December 9, 2024

This is 15-year-old Aryeh Shechopek, a Canadian yeshiva student living in Jerusalem, who was killed in this morning’s twin terrorist bombings in Jerusalem.




May his memory be a blessing. Two blasts went off near bus stops in Jerusalem at the height of morning rush hour on Wednesday, killing one person and injuring at least 18, in what police said were suspected attacks by Palestinians.


The first explosion occurred near a bus stop on the edge of the city, where commuters usually crowd waiting for buses. The second went off about half an hour later in Ramot, a settlement in the city’s north. Police said one person died from their wounds and at least three were seriously wounded in the blasts.


Israeli media said the person killed was 16 years old.


The suspected attacks came as Israeli-Palestinian tensions are high, following months of Israeli raids in the occupied West Bank prompted by a spate of deadly attacks against Israelis that killed 19 people. There has been an uptick in recent weeks in Palestinian attacks.


The violence also comes as former Israeli Prime Minister Benjamin Netanyahu is holding coalition talks after national elections and is likely to return to power as head of what’s expected to be Israel’s most right-wing government ever.

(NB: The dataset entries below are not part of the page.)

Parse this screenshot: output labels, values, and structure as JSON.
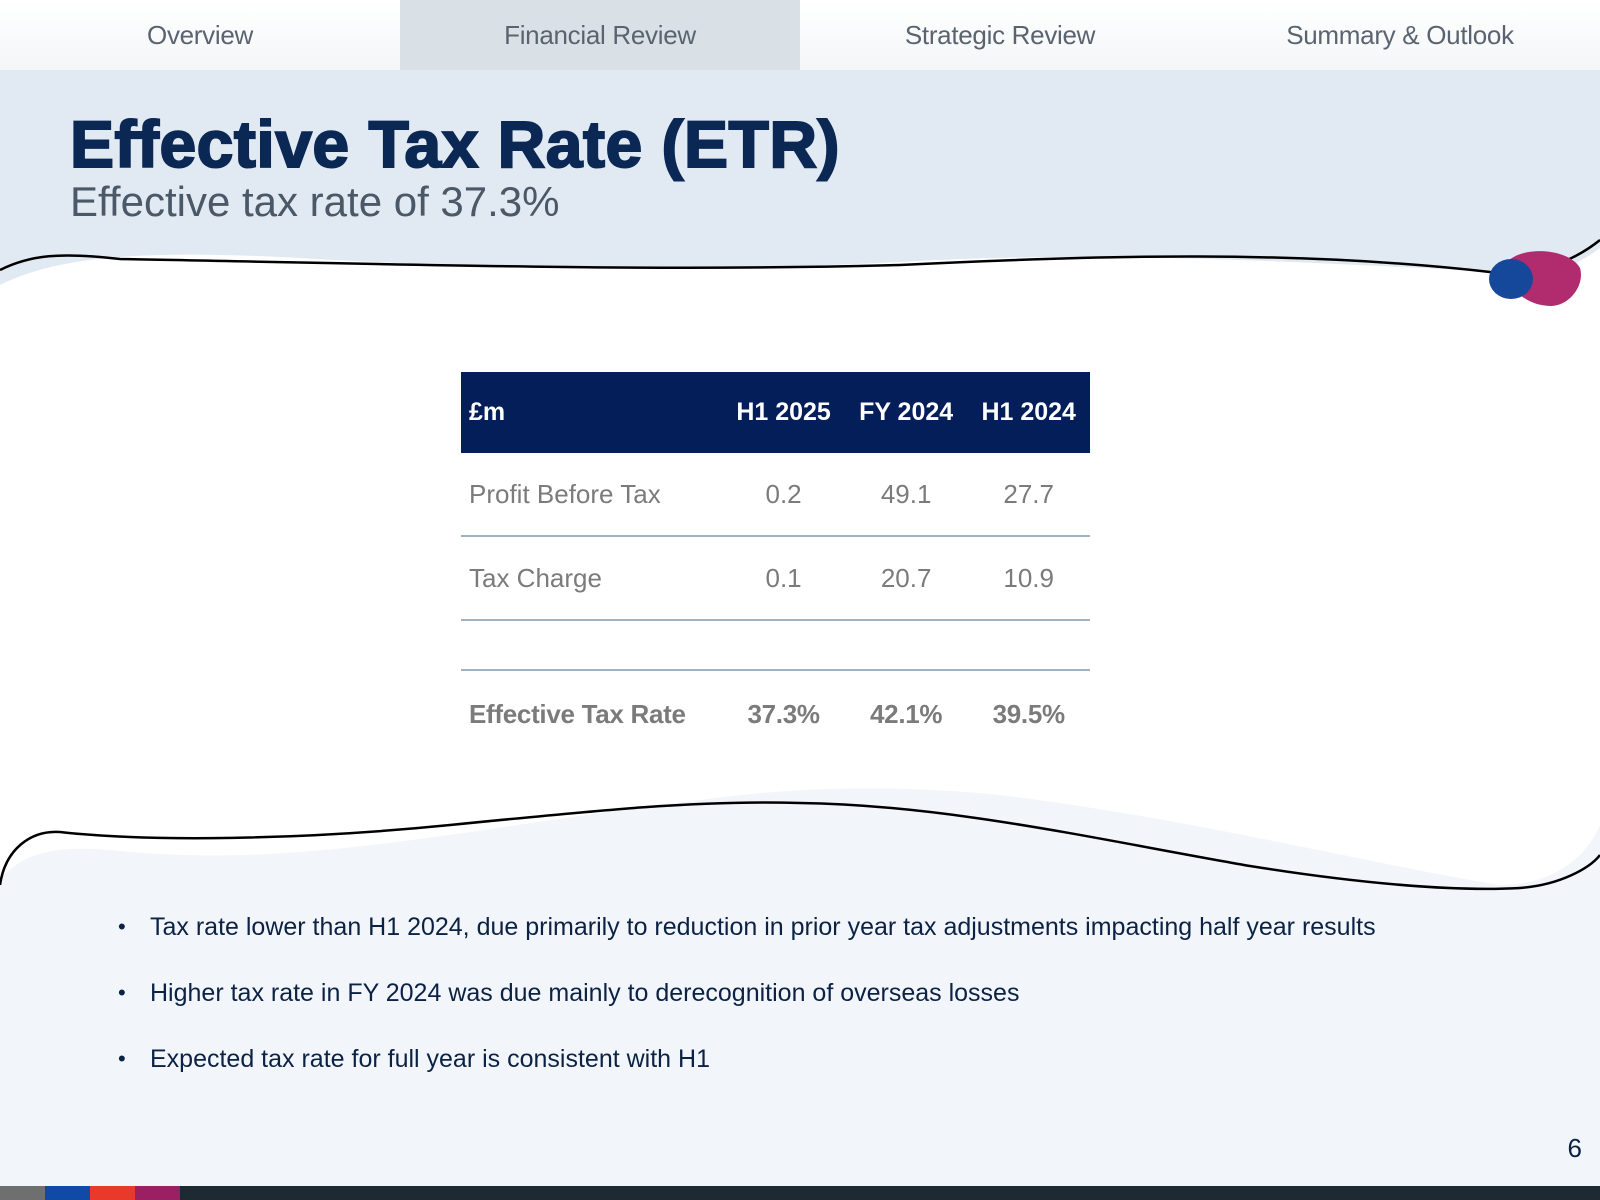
{
  "nav": {
    "tabs": [
      {
        "label": "Overview",
        "active": false
      },
      {
        "label": "Financial Review",
        "active": true
      },
      {
        "label": "Strategic Review",
        "active": false
      },
      {
        "label": "Summary & Outlook",
        "active": false
      }
    ]
  },
  "header": {
    "title": "Effective Tax Rate (ETR)",
    "subtitle": "Effective tax rate of 37.3%"
  },
  "table": {
    "headers": [
      "£m",
      "H1 2025",
      "FY 2024",
      "H1 2024"
    ],
    "rows": [
      {
        "label": "Profit Before Tax",
        "values": [
          "0.2",
          "49.1",
          "27.7"
        ]
      },
      {
        "label": "Tax Charge",
        "values": [
          "0.1",
          "20.7",
          "10.9"
        ]
      }
    ],
    "total": {
      "label": "Effective Tax Rate",
      "values": [
        "37.3%",
        "42.1%",
        "39.5%"
      ]
    }
  },
  "bullets": [
    "Tax rate lower than H1 2024, due primarily to reduction in prior year tax adjustments impacting half year results",
    "Higher tax rate in FY 2024 was due mainly to derecognition of overseas losses",
    "Expected tax rate for full year is consistent with H1"
  ],
  "page_number": "6",
  "colors": {
    "header_band": "#e1e9f2",
    "footer_band": "#f2f6fa",
    "table_header": "#041e5a",
    "blob_blue": "#15479a",
    "blob_magenta": "#b02c6e",
    "footer_segments": [
      "#6f6f6f",
      "#0f4aa6",
      "#e8392a",
      "#9a2064"
    ]
  }
}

Itamar Ben-Gvir, an extremist lawmaker who has called for the death penalty for Palestinian attackers and who is set to become the minister in charge of police under Netanyahu, said the attack meant Israel needed to take a tougher stance on Palestinian violence.


“We must exact a price from terror,” he said at the scene of the first explosion. “We must return to be in control of Israel, to restore deterrence against terror.”


Police, who were searching for the suspected attackers, said their initial findings showed that shrapnel-laden explosive devices were placed at the two sites. The twin blasts occurred amid the buzz of rush hour traffic and police briefly closed part of a main highway leading out of the city, where the fist explosion went off. Video from shortly after the first blast showed debris strewn along the sidewalk as the wail of ambulances blared. A bus in Ramot was pocked with what looked like shrapnel marks.


“It was a crazy explosion. There is damage everywhere here,” Yosef Haim Gabay, a medic who was at the scene when the first blast occurred, told Israeli Army Radio. “I saw people with wounds bleeding all over the place.”Naomi Pilichowski, an 18-year-old Israeli American, was injured in the bombing at the entrance to Jerusalem on Wednesday morning. 


Pilichowski is the daughter of Uri Pilichowski, a Jerusalem Post columnist and a known American-Israeli educator who works at Nefesh B’Nefesh. The family moved to Israel eight years ago.


Naomi was evacuated to Hadassah-University Medical Center at Jerusalem’s Ein Kerem where she was being treated for light injuries. She was at the bus stop on her way to Beit Shemesh where she is currently doing her national service. The family lives in Mitzpe Yericho and Naomi’s mother Aliza is the mayor of the small town.


Uri said that the whole situation was extremely scary and sad. 


“You feel terrified, you are also sad because it’s your daughter and there is anger why this stuff happens,” he said.